IOM Mongolia Programme Officer Emanuela Muscara said while the majority of cases were internal trafficking within Mongolia, many victims were also trafficked internationally.

“The human trafficking we have been witnessing lately is mostly of Mongolian girls and women being trafficked abroad, mainly to China where they are exploited and forced into sex work,” Muscara said.

“We also see cases in Hong Kong and Macau as well as cases of men and women subjected to forced labor in Turkey, Kazakhstan, Norway and Sweden.”

In January 2016, IOM Mongolia launched a two-year EU funded project focusing on the Gobi region to combat domestic and international human trafficking and risky sexual behavior.

“The increase in the mining in the area and the massive movements of people across the border in Zamiin-Uud and through Gashuun Sukhait of truck drivers carrying coal means there’s an increased risk of human trafficking,” Muscara said.

These towns often just have two banks, one shop and are almost empty. But it’s places like these that prove a high risk.

Women from low socioeconomic backgrounds are most at risk and while they are often recruited in Ulaanbaatar, victims come from all over Mongolia.

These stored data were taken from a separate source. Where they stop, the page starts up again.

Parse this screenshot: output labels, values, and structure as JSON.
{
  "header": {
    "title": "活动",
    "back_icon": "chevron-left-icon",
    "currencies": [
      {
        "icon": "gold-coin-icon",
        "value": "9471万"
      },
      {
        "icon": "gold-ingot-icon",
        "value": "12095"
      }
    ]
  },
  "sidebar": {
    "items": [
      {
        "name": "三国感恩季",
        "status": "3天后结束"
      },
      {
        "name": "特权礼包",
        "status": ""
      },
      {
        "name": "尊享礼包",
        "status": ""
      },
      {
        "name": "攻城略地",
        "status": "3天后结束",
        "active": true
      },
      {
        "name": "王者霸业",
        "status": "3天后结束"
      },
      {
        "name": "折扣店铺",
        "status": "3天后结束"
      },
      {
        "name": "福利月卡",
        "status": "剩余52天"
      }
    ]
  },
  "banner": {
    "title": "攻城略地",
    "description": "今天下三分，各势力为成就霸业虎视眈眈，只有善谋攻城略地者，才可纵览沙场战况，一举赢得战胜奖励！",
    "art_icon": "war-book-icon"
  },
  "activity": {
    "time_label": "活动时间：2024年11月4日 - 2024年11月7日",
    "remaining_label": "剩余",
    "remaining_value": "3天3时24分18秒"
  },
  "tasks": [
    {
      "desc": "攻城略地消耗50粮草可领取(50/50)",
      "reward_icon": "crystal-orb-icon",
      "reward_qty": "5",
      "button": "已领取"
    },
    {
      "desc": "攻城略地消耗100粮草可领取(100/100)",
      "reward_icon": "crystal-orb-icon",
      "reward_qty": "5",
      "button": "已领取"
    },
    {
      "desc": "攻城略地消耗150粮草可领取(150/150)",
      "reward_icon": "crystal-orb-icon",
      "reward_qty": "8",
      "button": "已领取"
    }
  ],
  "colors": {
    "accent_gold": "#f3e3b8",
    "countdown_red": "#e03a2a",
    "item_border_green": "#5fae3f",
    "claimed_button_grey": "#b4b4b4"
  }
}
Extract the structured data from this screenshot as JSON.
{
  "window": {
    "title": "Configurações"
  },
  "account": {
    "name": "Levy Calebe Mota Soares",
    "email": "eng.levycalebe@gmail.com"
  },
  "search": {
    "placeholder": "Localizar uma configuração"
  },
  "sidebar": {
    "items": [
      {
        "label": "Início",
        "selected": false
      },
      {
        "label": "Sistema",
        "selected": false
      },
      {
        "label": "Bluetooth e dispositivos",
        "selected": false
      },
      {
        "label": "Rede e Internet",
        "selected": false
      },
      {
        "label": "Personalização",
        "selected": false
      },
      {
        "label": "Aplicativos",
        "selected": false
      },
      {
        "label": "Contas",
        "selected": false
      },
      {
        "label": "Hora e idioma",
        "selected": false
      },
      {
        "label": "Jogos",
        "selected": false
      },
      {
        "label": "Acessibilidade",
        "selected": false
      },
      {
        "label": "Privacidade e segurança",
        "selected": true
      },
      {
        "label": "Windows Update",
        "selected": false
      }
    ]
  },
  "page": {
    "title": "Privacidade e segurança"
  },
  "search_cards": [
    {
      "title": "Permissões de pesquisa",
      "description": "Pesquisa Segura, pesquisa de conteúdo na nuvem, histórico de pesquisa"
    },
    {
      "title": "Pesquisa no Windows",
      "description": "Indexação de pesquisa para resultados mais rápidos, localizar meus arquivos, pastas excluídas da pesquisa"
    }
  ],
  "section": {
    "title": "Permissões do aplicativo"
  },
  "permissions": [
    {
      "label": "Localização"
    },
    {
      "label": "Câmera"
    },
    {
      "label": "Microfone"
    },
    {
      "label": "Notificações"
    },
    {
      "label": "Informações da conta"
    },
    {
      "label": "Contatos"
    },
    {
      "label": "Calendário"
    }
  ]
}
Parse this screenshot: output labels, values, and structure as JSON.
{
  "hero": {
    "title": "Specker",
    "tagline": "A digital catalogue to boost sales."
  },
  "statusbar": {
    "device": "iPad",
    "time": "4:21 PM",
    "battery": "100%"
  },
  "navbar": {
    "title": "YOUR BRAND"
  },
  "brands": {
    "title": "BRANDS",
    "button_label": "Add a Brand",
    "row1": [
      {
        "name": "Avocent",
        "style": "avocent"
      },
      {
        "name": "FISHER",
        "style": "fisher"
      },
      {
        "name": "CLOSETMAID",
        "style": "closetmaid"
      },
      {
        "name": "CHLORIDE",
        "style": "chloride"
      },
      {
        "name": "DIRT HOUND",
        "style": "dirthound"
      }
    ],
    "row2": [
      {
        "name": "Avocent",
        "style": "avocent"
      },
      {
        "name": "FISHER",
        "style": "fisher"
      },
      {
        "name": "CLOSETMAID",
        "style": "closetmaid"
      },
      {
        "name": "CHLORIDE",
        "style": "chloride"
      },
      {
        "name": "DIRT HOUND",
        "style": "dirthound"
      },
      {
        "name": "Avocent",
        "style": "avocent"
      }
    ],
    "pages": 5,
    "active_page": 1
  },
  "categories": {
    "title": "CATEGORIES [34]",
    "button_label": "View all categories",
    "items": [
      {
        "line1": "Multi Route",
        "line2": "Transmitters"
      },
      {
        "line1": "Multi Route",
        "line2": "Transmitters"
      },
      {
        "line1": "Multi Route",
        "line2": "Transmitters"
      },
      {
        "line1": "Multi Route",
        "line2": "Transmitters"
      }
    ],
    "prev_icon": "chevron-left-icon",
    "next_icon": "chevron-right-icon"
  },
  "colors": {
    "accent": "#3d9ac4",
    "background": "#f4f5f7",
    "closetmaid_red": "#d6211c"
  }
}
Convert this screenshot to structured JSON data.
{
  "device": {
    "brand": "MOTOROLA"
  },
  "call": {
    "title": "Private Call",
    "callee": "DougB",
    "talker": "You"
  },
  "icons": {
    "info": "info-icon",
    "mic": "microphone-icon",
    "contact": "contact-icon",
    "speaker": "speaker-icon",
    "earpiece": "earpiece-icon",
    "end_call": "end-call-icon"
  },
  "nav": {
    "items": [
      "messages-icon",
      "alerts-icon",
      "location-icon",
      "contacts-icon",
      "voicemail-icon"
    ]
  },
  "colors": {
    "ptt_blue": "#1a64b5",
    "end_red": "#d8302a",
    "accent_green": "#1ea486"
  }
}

Human trafficking referral cases come from law enforcement officials at border points, Mongolian consulates overseas, a hotline, and from families and friends.

IOM Mongolia National Programme Officer R.Oyunbileg explained that while some women willingly choose to be sex workers, human trafficking becomes a crime when women are transported or hired and then coerced, underpaid or exploited.

“Some of the victims that we have seen have accepted going into sex work as they are promised better pay, but then of course they’re not paid – they’re exploited and their passport is seized by the trafficker. From China, some victims escape and some are rescued by police.

“In many cases they’re not knowingly taken so there’s a element of coercion and exploitation of their vulnerability. They might be poor and think they’re getting a job in a hotel as waitress so they go under false conditions and that’s when they are harbored and forced to be a prostitute.”

The IOM team recently conducted a capacity building training with law enforcement officials including police and immigration staff so they can better identify and assess cases of human trafficking.

A memorandum of understanding between police officers of China and Mongolia to tackle human trafficking was recently renewed.

In partnership with the Mongolian Gender Equality Center (MGEC), IOM has provided comprehensive support services to trafficking victims including livelihood and vocational training and medical, psychological and legal assistance. The MGEC also runs a drop-in center in Zamiin-Uud.

IOM programmes have focused on awareness-raising to truck drivers who might witness trafficking as well as high schools where vulnerable young girls may be targeted.

Head of the Law and Policy Department at the Mongolian Ministry of Justice and Internal Affairs Enkhtuya has previously stated that human trafficking is a priority for the ministry and the government is promoting cooperation to support the prevention of human trafficking crimes.

One of the messages on IMD is to stop counting the number of migrants and start protecting them, many of whom do not know their legal rights. IOM is the leading inter-governmental organization in the field of migration and last year assisted an estimated 20 million migrants worldwide.